There is also a legitimate liberal argument against gay marriage based on the premise that what is at issue is not the equality of rights or the extension of the right to marry but the fundamental redefinition of this institution.
There is also a third liberal argument, which I would propose, to recognise individuals ought to have the right to define marriage however they choose, but that this right should not be exercised at this time.
From the standpoint of liberalism, gay marriage can be supported logically on the grounds of choice but not as a claim to equal rights. Yet in the US the campaign for gay marriage frequently presents its cause as a movement for equality and civil rights.
Some campaigners argue the denial of same-sex marriage is similar to that of the prevention of inter-racial unions by old segregationist laws. The association of marriage with a species of discrimination, for example that of segregation, requires an imaginative manipulation of historical facts. Segregation represented a conscious attempt to exclude or to separate groups deemed to have different racial characteristics. As an institution, marriage - in all its forms - was principally aimed at the regulation of human reproduction. Not even the most ideologically driven historian can substantiate the claim that marriage was a heterosexual conspiracy designed to exclude homosexuals.
The institution of marriage, in its ancient and historical variations, has had many functions to do with the maintenance and reproduction of society.

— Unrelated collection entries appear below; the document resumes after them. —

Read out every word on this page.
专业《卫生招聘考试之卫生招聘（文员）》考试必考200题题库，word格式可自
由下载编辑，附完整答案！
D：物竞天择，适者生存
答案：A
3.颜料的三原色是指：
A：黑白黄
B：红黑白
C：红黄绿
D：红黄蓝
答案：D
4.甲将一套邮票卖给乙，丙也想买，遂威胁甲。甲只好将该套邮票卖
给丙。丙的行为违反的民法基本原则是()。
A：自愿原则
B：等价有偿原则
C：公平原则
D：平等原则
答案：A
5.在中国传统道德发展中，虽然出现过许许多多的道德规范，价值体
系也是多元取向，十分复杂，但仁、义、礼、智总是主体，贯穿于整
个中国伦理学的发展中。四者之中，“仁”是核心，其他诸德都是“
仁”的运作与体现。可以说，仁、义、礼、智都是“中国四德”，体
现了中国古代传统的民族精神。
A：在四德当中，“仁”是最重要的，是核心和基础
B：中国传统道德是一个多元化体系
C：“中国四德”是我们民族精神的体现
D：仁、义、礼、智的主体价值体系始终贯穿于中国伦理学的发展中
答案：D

But excluding same-sex partners from its purview was not one of them. Today, when every demand for a new right instantly claims to be the latest reincarnation of the civil rights movement, it is easy to overlook the fact not every such demand is an equality issue. The only way one can argue for gay marriage on the grounds of inequality is if it is redefined as less about human reproduction and the preparation of children for their future as it is about companionship.
That is why all arguments in favour of gay marriage focus on the right of two people to live in accordance with their aspiration. This is a legitimate aspiration but it has little to do with the institution of marriage; it actually demands a fundamental redefinition of marriage.
Advocates of a companion form of marriage have every right to promote their cause. But it is a cause that does not serve equality but the interest of a particular form of identity.
As a believer in tolerance I have no option but to uphold their right to choose. But as someone concerned about the consequences of disorganising an institution that plays a central role in the management of human reproduction, I am compelled to argue against the exercise of a very misguided choice.